Analytics Enhancement: Advanced analytics are crucial but challenging due to poor data quality. Chief Supply Chain Officers (CSCOs) have identified these analytics as a top investment priority, with 79% developing training to boost adoption.
Data Foundations: Few supply chain organizations have robust data foundations. Metro’s data layer helps shippers prioritize carriers, identify expansion areas, and uncover network bottlenecks, leading to significant operational improvements.
Shippers face major challenges today:
Ensuring invoice accuracy and preventing overpayment.
Estimating spend on routes or carriers with variable charges.
Identifying inefficiencies in the transportation network.
For large shippers like Nike, managing invoices from over 36,000 carriers means handling thousands of diverse documents and formats. Without a centralized data repository, achieving accurate, real-time visibility into transportation finances is nearly impossible.
In the current system, invoices often take 30 to 90 days to be paid. Supply chain financing addresses this by allowing carriers to receive early payment in exchange for a small discount (typically 2-3%). Here’s how it works:
A financier pays the carrier 98% of their invoice upfront.

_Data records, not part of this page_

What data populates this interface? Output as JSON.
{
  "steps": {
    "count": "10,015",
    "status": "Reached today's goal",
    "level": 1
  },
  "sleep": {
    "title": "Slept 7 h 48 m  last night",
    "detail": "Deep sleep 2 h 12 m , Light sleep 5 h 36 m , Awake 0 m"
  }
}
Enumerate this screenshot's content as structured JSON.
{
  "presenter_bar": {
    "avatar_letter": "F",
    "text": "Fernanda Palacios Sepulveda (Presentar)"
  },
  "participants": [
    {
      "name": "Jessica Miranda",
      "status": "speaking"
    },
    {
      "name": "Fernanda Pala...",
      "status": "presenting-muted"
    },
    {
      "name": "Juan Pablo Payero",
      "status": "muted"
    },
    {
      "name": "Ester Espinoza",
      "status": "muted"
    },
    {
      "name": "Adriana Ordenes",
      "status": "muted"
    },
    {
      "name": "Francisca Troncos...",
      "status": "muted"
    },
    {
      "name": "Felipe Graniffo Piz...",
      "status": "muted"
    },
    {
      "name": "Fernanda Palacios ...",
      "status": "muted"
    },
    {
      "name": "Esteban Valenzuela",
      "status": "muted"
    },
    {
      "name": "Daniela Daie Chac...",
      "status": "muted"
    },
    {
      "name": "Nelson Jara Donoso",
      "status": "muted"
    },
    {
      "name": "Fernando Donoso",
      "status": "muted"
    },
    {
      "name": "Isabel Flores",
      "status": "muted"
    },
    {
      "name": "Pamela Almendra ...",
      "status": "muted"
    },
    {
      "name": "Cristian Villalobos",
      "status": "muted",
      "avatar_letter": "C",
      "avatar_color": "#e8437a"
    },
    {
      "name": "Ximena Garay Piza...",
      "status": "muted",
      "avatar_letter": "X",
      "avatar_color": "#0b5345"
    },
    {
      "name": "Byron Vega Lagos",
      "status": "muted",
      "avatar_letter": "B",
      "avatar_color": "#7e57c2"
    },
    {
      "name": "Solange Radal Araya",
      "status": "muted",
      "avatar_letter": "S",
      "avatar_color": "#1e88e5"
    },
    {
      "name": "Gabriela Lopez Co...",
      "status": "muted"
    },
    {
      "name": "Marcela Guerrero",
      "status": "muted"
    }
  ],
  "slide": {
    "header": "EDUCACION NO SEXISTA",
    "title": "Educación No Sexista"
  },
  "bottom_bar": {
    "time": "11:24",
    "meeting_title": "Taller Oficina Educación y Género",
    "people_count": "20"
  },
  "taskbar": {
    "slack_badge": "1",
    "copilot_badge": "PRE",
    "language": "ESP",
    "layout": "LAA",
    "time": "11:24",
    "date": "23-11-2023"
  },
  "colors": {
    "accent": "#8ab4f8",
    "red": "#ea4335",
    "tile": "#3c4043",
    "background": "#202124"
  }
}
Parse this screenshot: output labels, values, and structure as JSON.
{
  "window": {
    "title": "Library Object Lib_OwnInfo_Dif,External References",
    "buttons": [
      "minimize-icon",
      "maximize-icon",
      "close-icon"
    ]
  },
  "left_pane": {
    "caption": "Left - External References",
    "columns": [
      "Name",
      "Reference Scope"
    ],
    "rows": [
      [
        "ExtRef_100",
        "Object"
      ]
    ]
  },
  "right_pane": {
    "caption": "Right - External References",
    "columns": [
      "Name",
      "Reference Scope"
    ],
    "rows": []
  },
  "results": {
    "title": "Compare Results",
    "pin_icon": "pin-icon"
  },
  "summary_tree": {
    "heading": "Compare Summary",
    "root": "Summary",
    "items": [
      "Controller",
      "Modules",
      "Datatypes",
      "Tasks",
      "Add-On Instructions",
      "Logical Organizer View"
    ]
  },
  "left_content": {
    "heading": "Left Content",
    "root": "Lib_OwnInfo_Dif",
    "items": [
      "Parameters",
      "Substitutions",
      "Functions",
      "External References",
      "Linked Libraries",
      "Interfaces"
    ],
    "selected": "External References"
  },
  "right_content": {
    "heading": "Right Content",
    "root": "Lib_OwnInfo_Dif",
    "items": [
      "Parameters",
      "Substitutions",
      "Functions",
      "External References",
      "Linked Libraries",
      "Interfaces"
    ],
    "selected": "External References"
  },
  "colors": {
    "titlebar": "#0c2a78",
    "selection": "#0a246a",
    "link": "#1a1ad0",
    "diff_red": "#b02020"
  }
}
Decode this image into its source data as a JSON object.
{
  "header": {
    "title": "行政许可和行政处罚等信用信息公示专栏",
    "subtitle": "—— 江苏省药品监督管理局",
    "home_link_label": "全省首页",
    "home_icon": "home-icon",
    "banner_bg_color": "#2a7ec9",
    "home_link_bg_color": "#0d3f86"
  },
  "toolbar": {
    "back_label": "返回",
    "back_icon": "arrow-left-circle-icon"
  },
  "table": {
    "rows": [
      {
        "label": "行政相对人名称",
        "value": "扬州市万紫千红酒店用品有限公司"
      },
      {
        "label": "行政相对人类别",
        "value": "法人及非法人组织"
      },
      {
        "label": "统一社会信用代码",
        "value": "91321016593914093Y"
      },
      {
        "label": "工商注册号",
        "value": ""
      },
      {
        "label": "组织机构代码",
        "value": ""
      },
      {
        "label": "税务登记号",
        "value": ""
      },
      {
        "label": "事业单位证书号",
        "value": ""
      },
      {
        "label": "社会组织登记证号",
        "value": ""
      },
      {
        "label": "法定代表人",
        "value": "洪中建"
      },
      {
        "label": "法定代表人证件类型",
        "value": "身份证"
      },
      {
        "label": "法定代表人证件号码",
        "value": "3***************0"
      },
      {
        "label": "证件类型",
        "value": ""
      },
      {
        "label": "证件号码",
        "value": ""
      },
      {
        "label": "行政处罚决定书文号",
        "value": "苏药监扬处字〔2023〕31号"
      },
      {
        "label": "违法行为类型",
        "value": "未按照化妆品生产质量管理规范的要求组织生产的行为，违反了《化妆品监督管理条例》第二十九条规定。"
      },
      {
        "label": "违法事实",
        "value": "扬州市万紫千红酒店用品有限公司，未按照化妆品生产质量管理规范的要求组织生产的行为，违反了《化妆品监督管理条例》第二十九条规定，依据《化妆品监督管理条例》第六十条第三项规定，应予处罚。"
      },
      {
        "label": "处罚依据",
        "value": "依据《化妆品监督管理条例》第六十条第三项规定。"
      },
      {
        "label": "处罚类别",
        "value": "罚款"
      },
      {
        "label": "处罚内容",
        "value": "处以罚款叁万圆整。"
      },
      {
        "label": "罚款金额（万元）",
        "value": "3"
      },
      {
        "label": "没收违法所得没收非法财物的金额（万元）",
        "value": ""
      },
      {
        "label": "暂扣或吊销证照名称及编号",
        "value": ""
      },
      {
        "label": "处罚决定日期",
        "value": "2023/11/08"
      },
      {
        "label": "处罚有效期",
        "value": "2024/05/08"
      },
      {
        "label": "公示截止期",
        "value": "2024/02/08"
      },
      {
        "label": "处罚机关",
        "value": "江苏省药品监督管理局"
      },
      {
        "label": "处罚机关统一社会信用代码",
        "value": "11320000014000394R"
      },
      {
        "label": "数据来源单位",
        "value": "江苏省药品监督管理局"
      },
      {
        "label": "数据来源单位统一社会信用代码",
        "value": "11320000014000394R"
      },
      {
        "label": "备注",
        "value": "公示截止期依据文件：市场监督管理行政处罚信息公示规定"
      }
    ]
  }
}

The shipper then pays the financier 99% of the invoice on the due date, allowing the financier to retain the 1% difference as profit.
This arrangement benefits all parties involved:
Carriers: Receiving early payment is crucial for their capital-intensive operations and growth.
Shippers: They can retain working capital longer and enjoy a 1% discount on their invoice.
Financiers: They earn a profit by providing early payment.
The supply chain finance market is rapidly growing: global volumes increased by 21% this year to $2.184 trillion, funds in use grew 20% to $858 billion, and revenue rose 23% to $97 billion. This growth is steady and not just a result of pandemic-induced freight demand surges.
Shippers across diverse industries—such as manufacturing, consumer goods, apparel, and financial services—frequently need to procure raw materials. These shippers receive invoices for these materials, similar to how they receive transportation invoices from carriers. Just as with carrier invoices, these procurement invoices must be audited and paid, often through a labor-intensive and outdated process.
Given that Metro is already streamlining supply chain audits for shippers, it is well-positioned to extend its capabilities to procurement invoices and workflows, offering similar efficiencies and improvements in this area.
Metro aims to become the central player where logistics and finance intersect, handling every financial flow throughout the supply chain.